Appointed as the accreditation authority for the CPD Programme, the Hong Kong Council for Academic Accreditation ("HKCAA") provides accreditation services for CPD activities. A list of the accredited CPD activities is periodically updated at the HKCAA's website (http://www.hkcaa.edu.hk).


Travel Insurance Agents

To encourage Hong Kong people to take out travel insurance before travelling abroad, the OCI, in consultation with the travel industry, the insurance industry and other parties concerned, introduced a new category of insurance agents, "travel insurance agents", to the regulatory system.

Under the new regulatory arrangement, travel agents and their staff must be registered with the Insurance Agents Registration Board ("IARB") as "travel insurance agents" before they are allowed to sell travel insurance to their customers. Apart from meeting the fit and proper criteria, a person who wants to be registered as a "travel insurance agent" also has to pass the new "Travel Insurance Agents Examination" covering principles and practice of insurance and travel insurance. The "Travel Insurance Agents Examination", conducted by the VTC on a regular basis, was introduced in May 2006. "Travel insurance agents" must also receive sufficient training to keep abreast of the latest professional knowledge.
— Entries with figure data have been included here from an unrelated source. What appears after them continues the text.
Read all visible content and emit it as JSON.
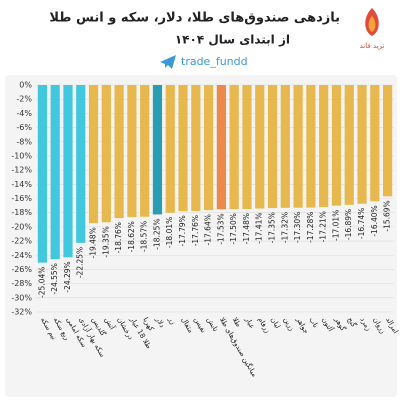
{
  "chart_data": {
    "type": "bar",
    "title": "بازدهی صندوق‌های طلا، دلار، سکه و انس طلا",
    "subtitle": "از ابتدای سال ۱۴۰۴",
    "handle": "trade_fundd",
    "logo_text": "ترید فاند",
    "categories": [
      "نیم سکه",
      "ربع سکه",
      "سکه امامی",
      "سکه بهار آزادی",
      "گلدیس",
      "آتش",
      "درخشان",
      "طلا 18 عیار",
      "کهربا",
      "دلار",
      "زر",
      "مثقال",
      "نفیس",
      "تابش",
      "میانگین صندوق‌های طلا",
      "طلا",
      "عیار",
      "زرفام",
      "لیان",
      "زرین",
      "جواهر",
      "ناب",
      "آلتون",
      "گوهر",
      "گنج",
      "زمرد",
      "زروان",
      "امرالد"
    ],
    "values": [
      -25.04,
      -24.55,
      -24.29,
      -22.25,
      -19.48,
      -19.35,
      -18.76,
      -18.62,
      -18.57,
      -18.25,
      -18.01,
      -17.79,
      -17.76,
      -17.64,
      -17.53,
      -17.5,
      -17.48,
      -17.41,
      -17.35,
      -17.32,
      -17.3,
      -17.28,
      -17.21,
      -17.01,
      -16.89,
      -16.74,
      -16.4,
      -15.69
    ],
    "value_labels": [
      "-25.04%",
      "-24.55%",
      "-24.29%",
      "-22.25%",
      "-19.48%",
      "-19.35%",
      "-18.76%",
      "-18.62%",
      "-18.57%",
      "-18.25%",
      "-18.01%",
      "-17.79%",
      "-17.76%",
      "-17.64%",
      "-17.53%",
      "-17.50%",
      "-17.48%",
      "-17.41%",
      "-17.35%",
      "-17.32%",
      "-17.30%",
      "-17.28%",
      "-17.21%",
      "-17.01%",
      "-16.89%",
      "-16.74%",
      "-16.40%",
      "-15.69%"
    ],
    "colors": [
      "#41c8de",
      "#41c8de",
      "#41c8de",
      "#41c8de",
      "#e7b84e",
      "#e7b84e",
      "#e7b84e",
      "#e7b84e",
      "#e7b84e",
      "#2b9db2",
      "#e7b84e",
      "#e7b84e",
      "#e7b84e",
      "#e7b84e",
      "#ec8a4c",
      "#e7b84e",
      "#e7b84e",
      "#e7b84e",
      "#e7b84e",
      "#e7b84e",
      "#e7b84e",
      "#e7b84e",
      "#e7b84e",
      "#e7b84e",
      "#e7b84e",
      "#e7b84e",
      "#e7b84e",
      "#e7b84e"
    ],
    "ylim": [
      -32,
      0
    ],
    "yticks": [
      {
        "value": 0,
        "label": "0%"
      },
      {
        "value": -2,
        "label": "-2%"
      },
      {
        "value": -4,
        "label": "-4%"
      },
      {
        "value": -6,
        "label": "-6%"
      },
      {
        "value": -8,
        "label": "-8%"
      },
      {
        "value": -10,
        "label": "-10%"
      },
      {
        "value": -12,
        "label": "-12%"
      },
      {
        "value": -14,
        "label": "-14%"
      },
      {
        "value": -16,
        "label": "-16%"
      },
      {
        "value": -18,
        "label": "-18%"
      },
      {
        "value": -20,
        "label": "-20%"
      },
      {
        "value": -22,
        "label": "-22%"
      },
      {
        "value": -24,
        "label": "-24%"
      },
      {
        "value": -26,
        "label": "-26%"
      },
      {
        "value": -28,
        "label": "-28%"
      },
      {
        "value": -30,
        "label": "-30%"
      },
      {
        "value": -32,
        "label": "-32%"
      }
    ],
    "grid": true
  }
}
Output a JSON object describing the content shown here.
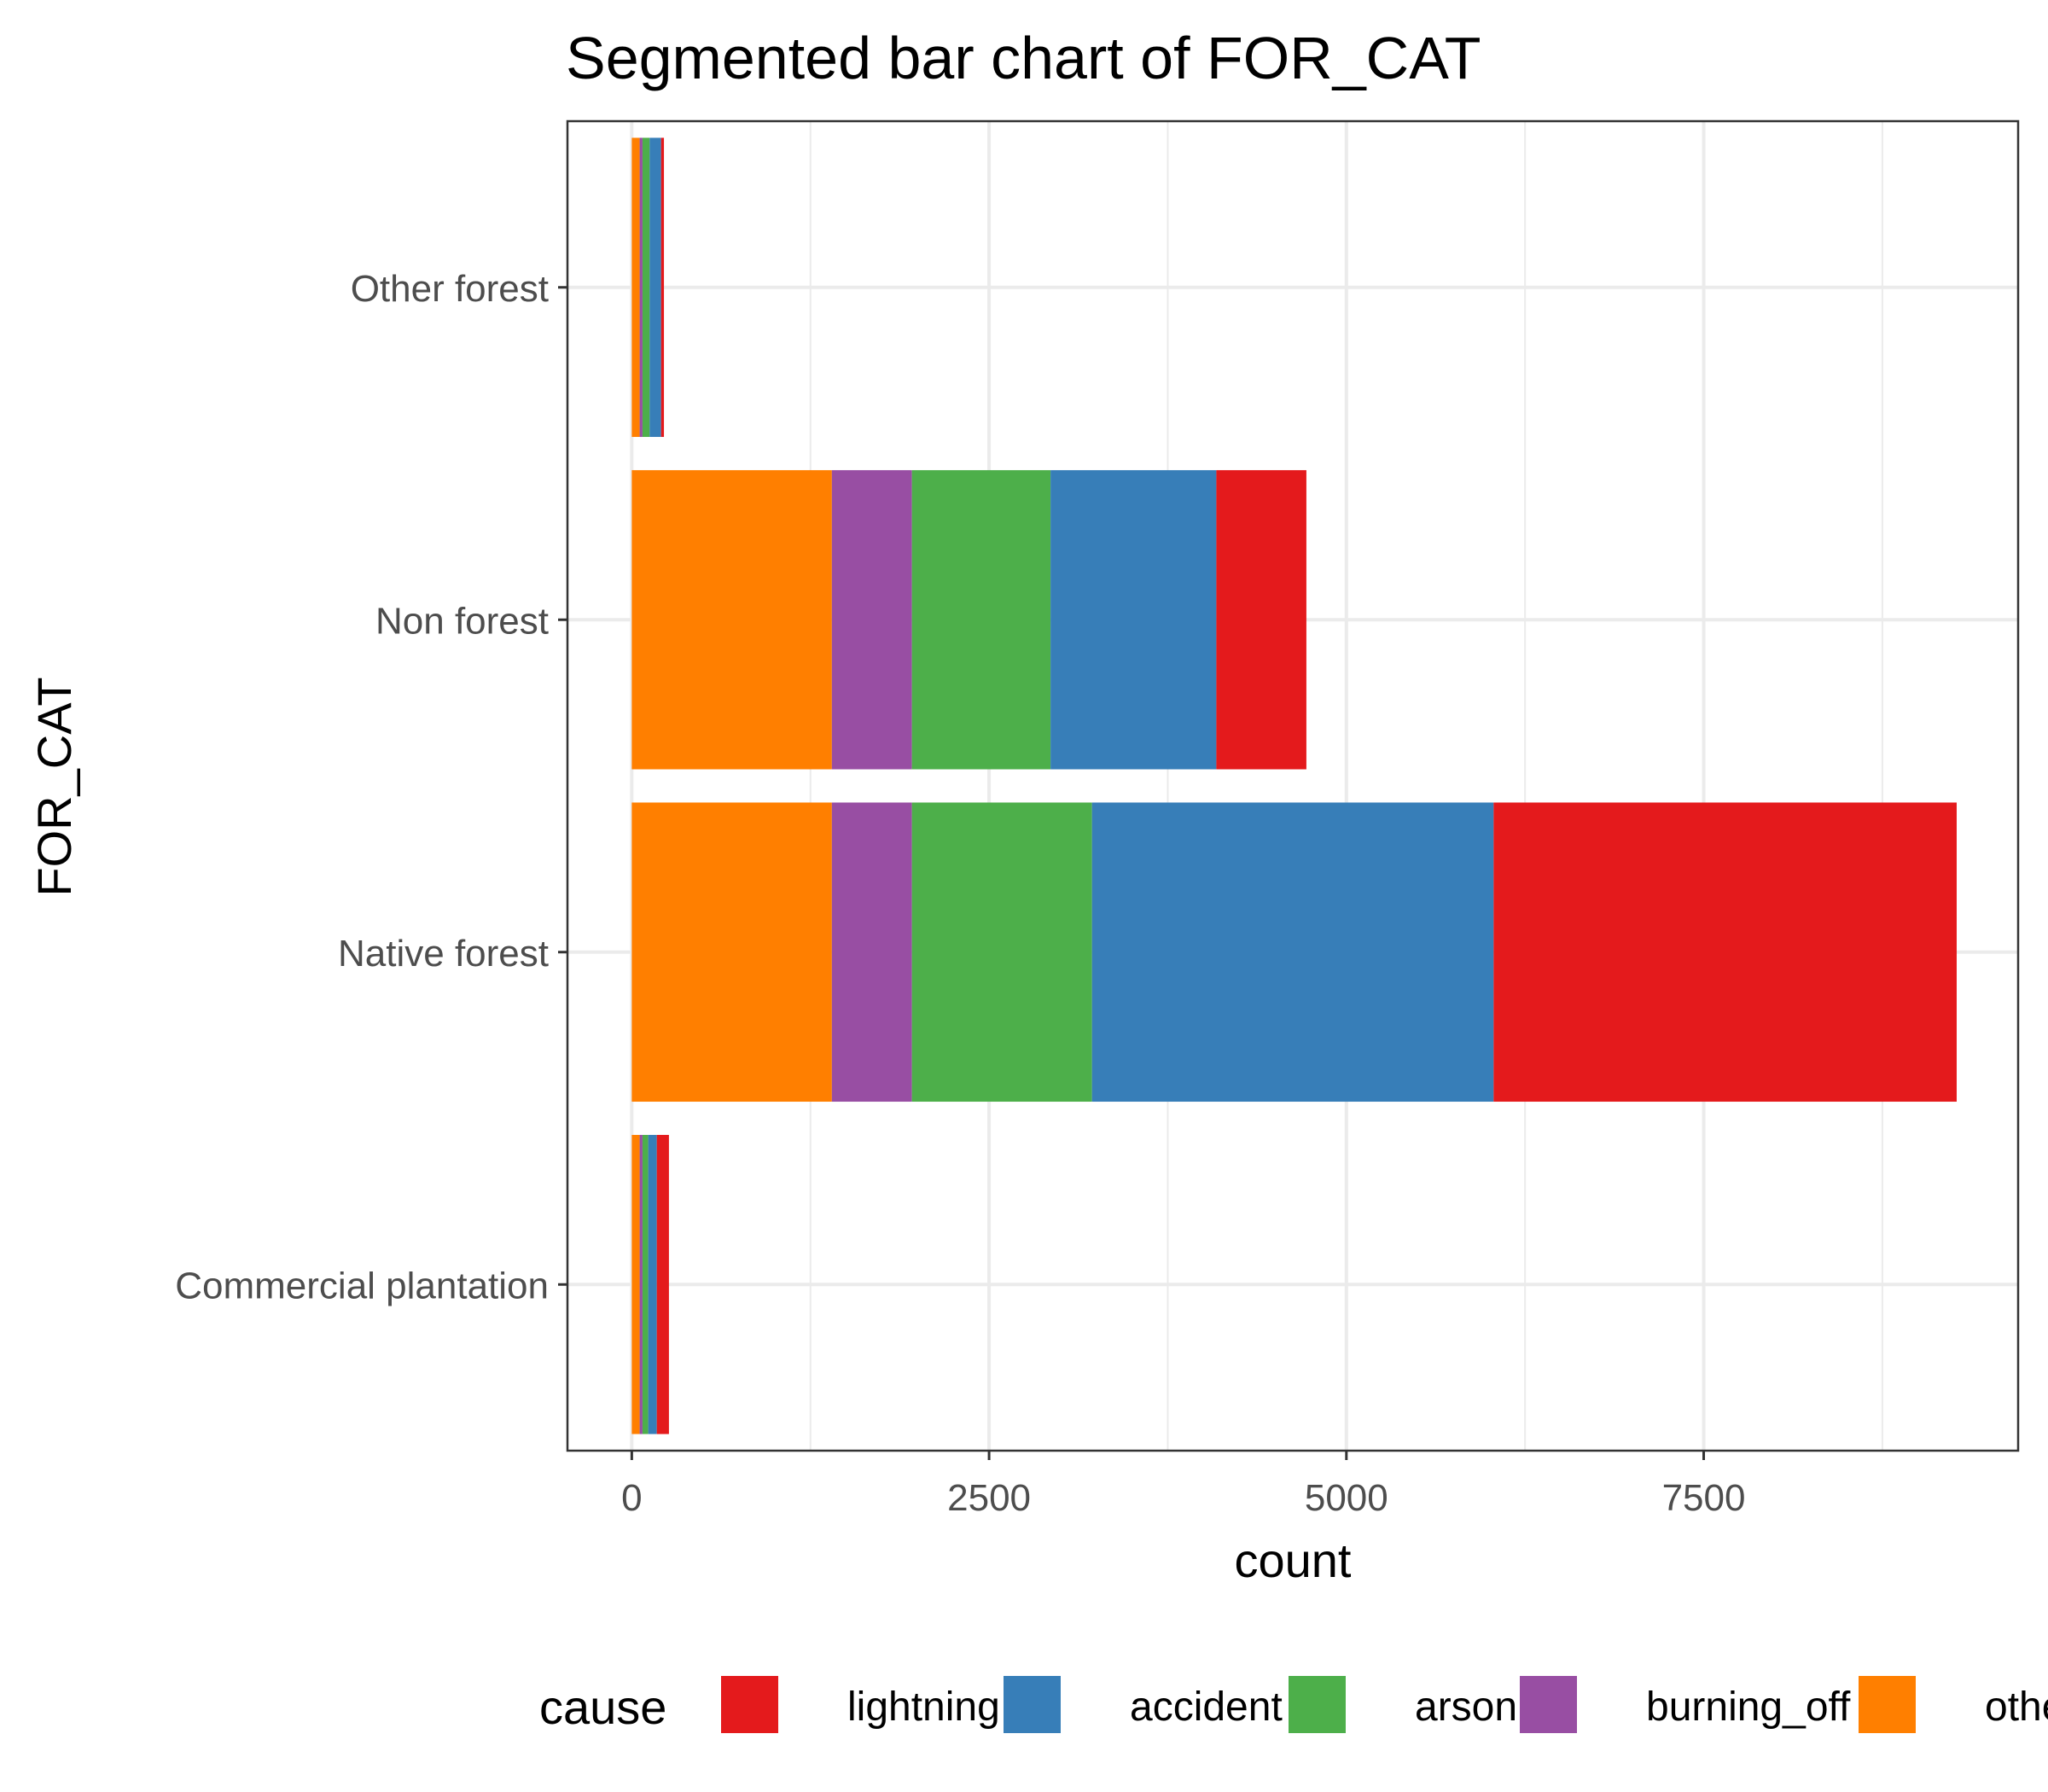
{
  "chart_data": {
    "type": "bar",
    "orientation": "horizontal",
    "stacked": true,
    "title": "Segmented bar chart of FOR_CAT",
    "xlabel": "count",
    "ylabel": "FOR_CAT",
    "xlim": [
      -450,
      9700
    ],
    "xticks": [
      0,
      2500,
      5000,
      7500
    ],
    "xtick_labels": [
      "0",
      "2500",
      "5000",
      "7500"
    ],
    "grid": true,
    "categories": [
      "Commercial plantation",
      "Native forest",
      "Non forest",
      "Other forest"
    ],
    "legend": {
      "title": "cause",
      "position": "bottom"
    },
    "series": [
      {
        "name": "other",
        "color": "#FF7F00",
        "values": [
          55,
          1400,
          1400,
          55
        ]
      },
      {
        "name": "burning_off",
        "color": "#984EA3",
        "values": [
          20,
          560,
          560,
          20
        ]
      },
      {
        "name": "arson",
        "color": "#4DAF4A",
        "values": [
          40,
          1260,
          970,
          50
        ]
      },
      {
        "name": "accident",
        "color": "#377EB8",
        "values": [
          60,
          2810,
          1160,
          80
        ]
      },
      {
        "name": "lightning",
        "color": "#E41A1C",
        "values": [
          85,
          3240,
          630,
          20
        ]
      }
    ],
    "legend_order": [
      "lightning",
      "accident",
      "arson",
      "burning_off",
      "other"
    ]
  }
}
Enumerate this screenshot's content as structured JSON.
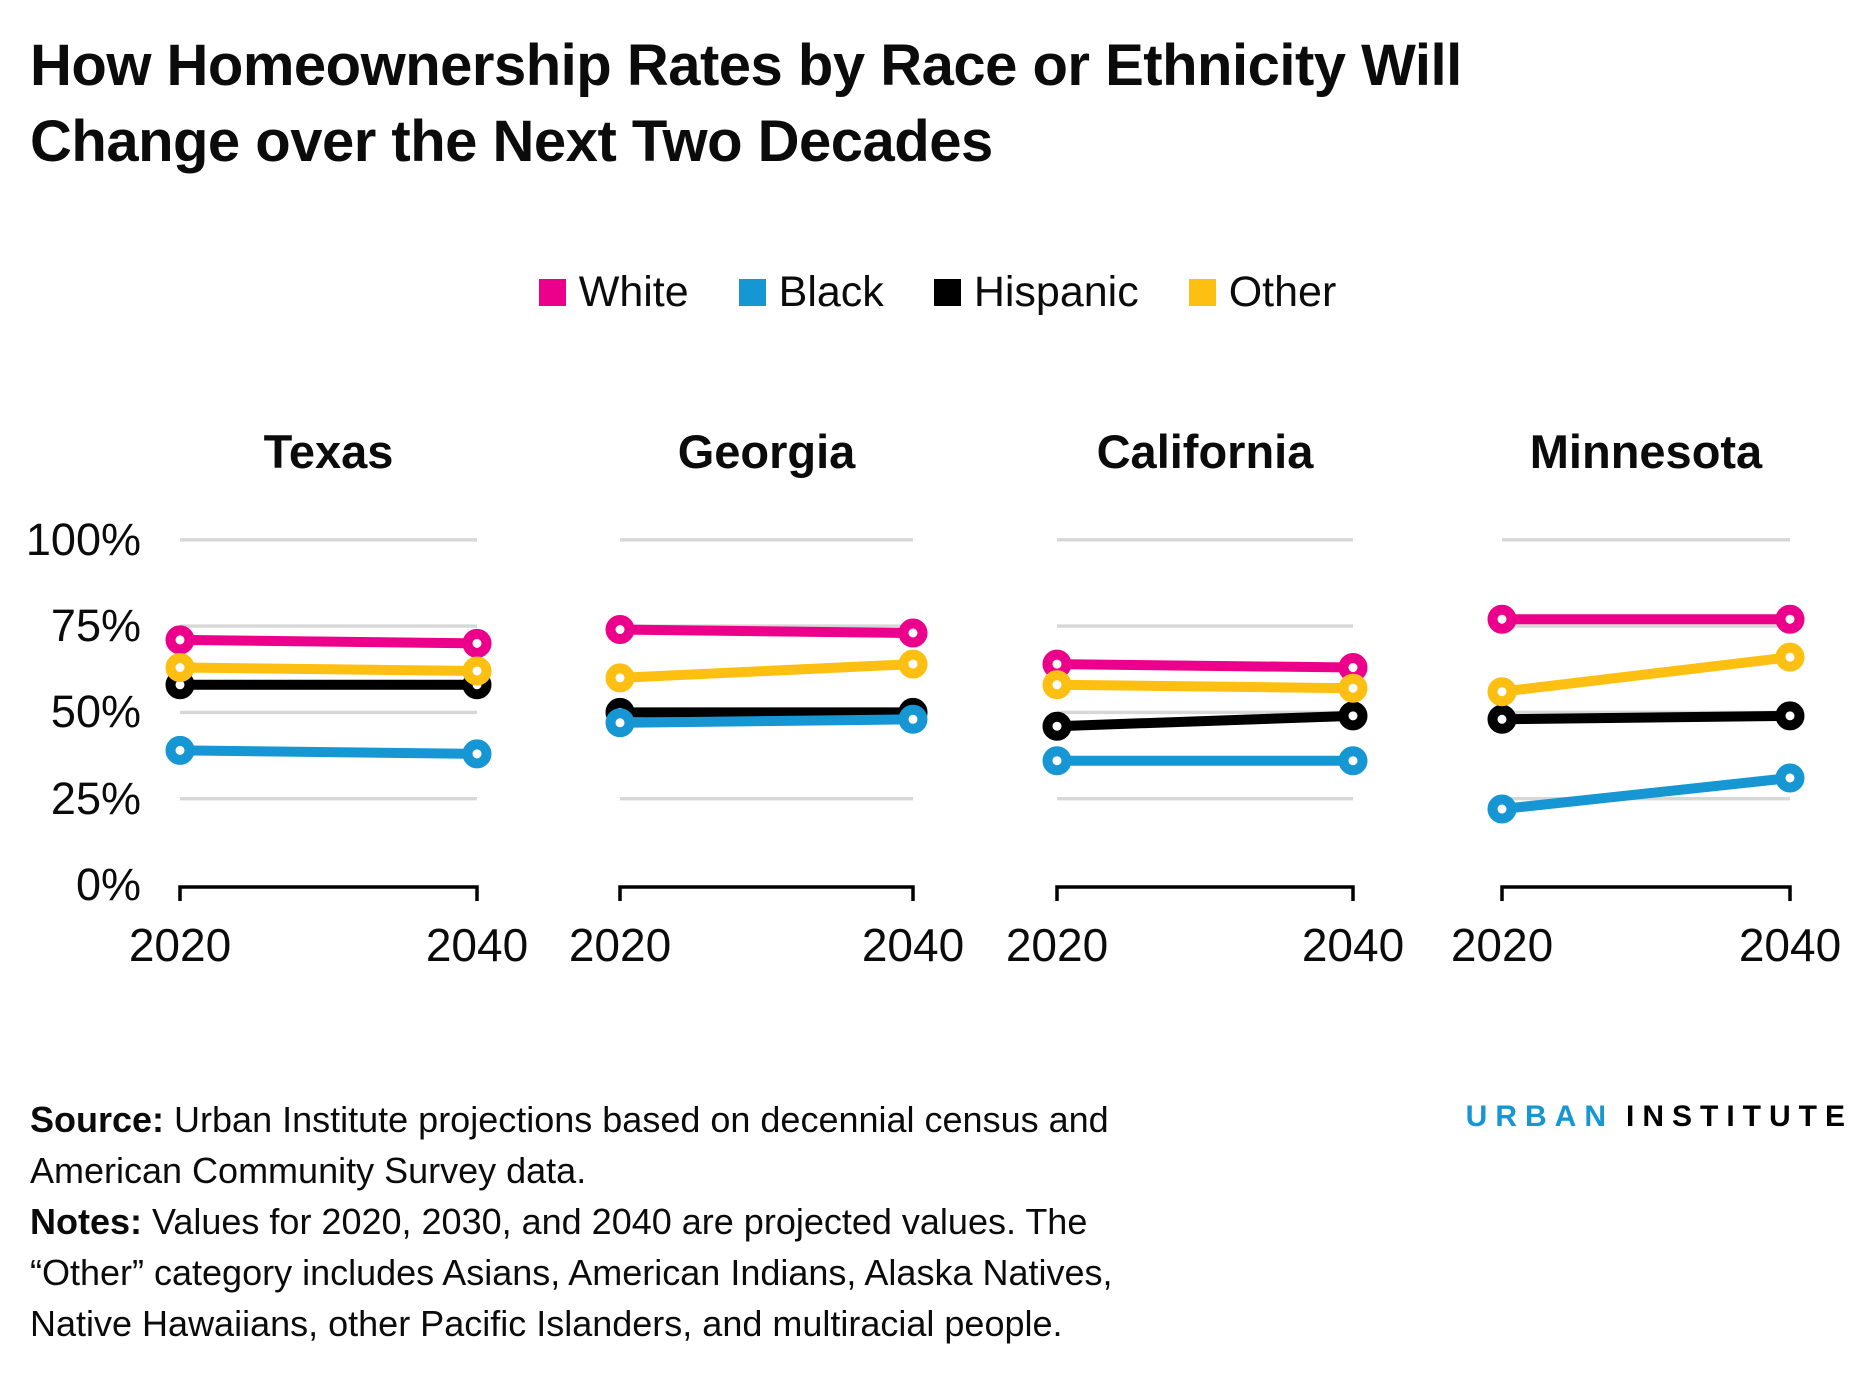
{
  "header": {
    "title_lines": [
      "How Homeownership Rates by Race or Ethnicity Will",
      "Change over the Next Two Decades"
    ]
  },
  "legend": [
    {
      "label": "White",
      "color": "#ec008b"
    },
    {
      "label": "Black",
      "color": "#1696d2"
    },
    {
      "label": "Hispanic",
      "color": "#000000"
    },
    {
      "label": "Other",
      "color": "#fdbf11"
    }
  ],
  "colors": {
    "White": "#ec008b",
    "Black": "#1696d2",
    "Hispanic": "#000000",
    "Other": "#fdbf11",
    "grid": "#d8d7d7",
    "axis": "#000000"
  },
  "chart_data": {
    "type": "line",
    "title": "How Homeownership Rates by Race or Ethnicity Will Change over the Next Two Decades",
    "x": [
      2020,
      2040
    ],
    "x_tick_labels": [
      "2020",
      "2040"
    ],
    "y_axis": {
      "ticks": [
        "0%",
        "25%",
        "50%",
        "75%",
        "100%"
      ],
      "tick_values": [
        0,
        25,
        50,
        75,
        100
      ],
      "range": [
        0,
        100
      ],
      "grid": true,
      "unit": "%"
    },
    "legend_position": "top-center",
    "panels": [
      {
        "state": "Texas",
        "series": [
          {
            "name": "White",
            "values": [
              71,
              70
            ]
          },
          {
            "name": "Black",
            "values": [
              39,
              38
            ]
          },
          {
            "name": "Hispanic",
            "values": [
              58,
              58
            ]
          },
          {
            "name": "Other",
            "values": [
              63,
              62
            ]
          }
        ]
      },
      {
        "state": "Georgia",
        "series": [
          {
            "name": "White",
            "values": [
              74,
              73
            ]
          },
          {
            "name": "Black",
            "values": [
              47,
              48
            ]
          },
          {
            "name": "Hispanic",
            "values": [
              50,
              50
            ]
          },
          {
            "name": "Other",
            "values": [
              60,
              64
            ]
          }
        ]
      },
      {
        "state": "California",
        "series": [
          {
            "name": "White",
            "values": [
              64,
              63
            ]
          },
          {
            "name": "Black",
            "values": [
              36,
              36
            ]
          },
          {
            "name": "Hispanic",
            "values": [
              46,
              49
            ]
          },
          {
            "name": "Other",
            "values": [
              58,
              57
            ]
          }
        ]
      },
      {
        "state": "Minnesota",
        "series": [
          {
            "name": "White",
            "values": [
              77,
              77
            ]
          },
          {
            "name": "Black",
            "values": [
              22,
              31
            ]
          },
          {
            "name": "Hispanic",
            "values": [
              48,
              49
            ]
          },
          {
            "name": "Other",
            "values": [
              56,
              66
            ]
          }
        ]
      }
    ]
  },
  "footer": {
    "lines": [
      {
        "bold": "Source:",
        "rest": " Urban Institute projections based on decennial census and"
      },
      {
        "bold": "",
        "rest": "American Community Survey data."
      },
      {
        "bold": "Notes:",
        "rest": " Values for 2020, 2030, and 2040 are projected values. The"
      },
      {
        "bold": "",
        "rest": "“Other” category includes Asians, American Indians, Alaska Natives,"
      },
      {
        "bold": "",
        "rest": "Native Hawaiians, other Pacific Islanders, and multiracial people."
      }
    ],
    "logo": {
      "urban": "URBAN",
      "institute": "INSTITUTE"
    }
  }
}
Under the new arrangement, "travel insurance agent" is only allowed to sell travel insurance tied to a tour, travel package, trip or other travel services that the same "travel insurance agent" arranges for his or her clients. Any "travel insurance agent" who is in breach of the Code of Practice for the Administration of Insurance Agents will be subject to the disciplinary action taken by the IARB.


Monitoring of Insurance Intermediaries and Mandatory Provident Fund Intermediaries

The OCI as the insurance regulatory authority has regulatory oversight of insurance intermediaries and Mandatory Provident Fund ("MPF") intermediaries under its regime to ensure that they comply with the requirements of the Insurance Companies Ordinance ("ICO") and the Code of Conduct for MPF Intermediaries ("Code of Conduct"). To discharge this function, the OCI conducts on-site inspections to these intermediaries and ensures that complaints against intermediaries are handled properly.

Since the inspection programme commenced in 2000, the OCI has visited all long term insurers and most insurance intermediaries selling MPF schemes. In general, no major irregularities or serious breaches of the Code of Conduct were noted. Nevertheless, some insurance brokers were found to have failed to comply with the Minimum Requirements specified under the ICO. The OCI has urged the two approved bodies of insurance brokers to step up enforcement of the compliance with the Minimum Requirements by their members.


Cross-sectoral Cooperation

The OCI works closely with local financial services regulators, i.e. the Securities and Futures Commission ("SFC"), the Hong Kong Monetary Authority ("HKMA"), and the Mandatory Provident Fund Schemes Authority ("MPFA") on cross-sectoral issues. Concerning the regulation of MPF intermediaries, the OCI, MPFA, HKMA and SFC entered into a cooperative agreement in 1999. Thereafter, the OCI concluded a Memorandum of Understanding ("MoU") separately with the HKMA in 2003, the MPFA in 2004 and the SFC in 2005. Such MoUs seek to strengthen the supervisory cooperation and exchange of information between the OCI and the three other financial services regulators. The OCI and other regulators also hold bilateral meetings at times to discuss issues of common supervisory concerns.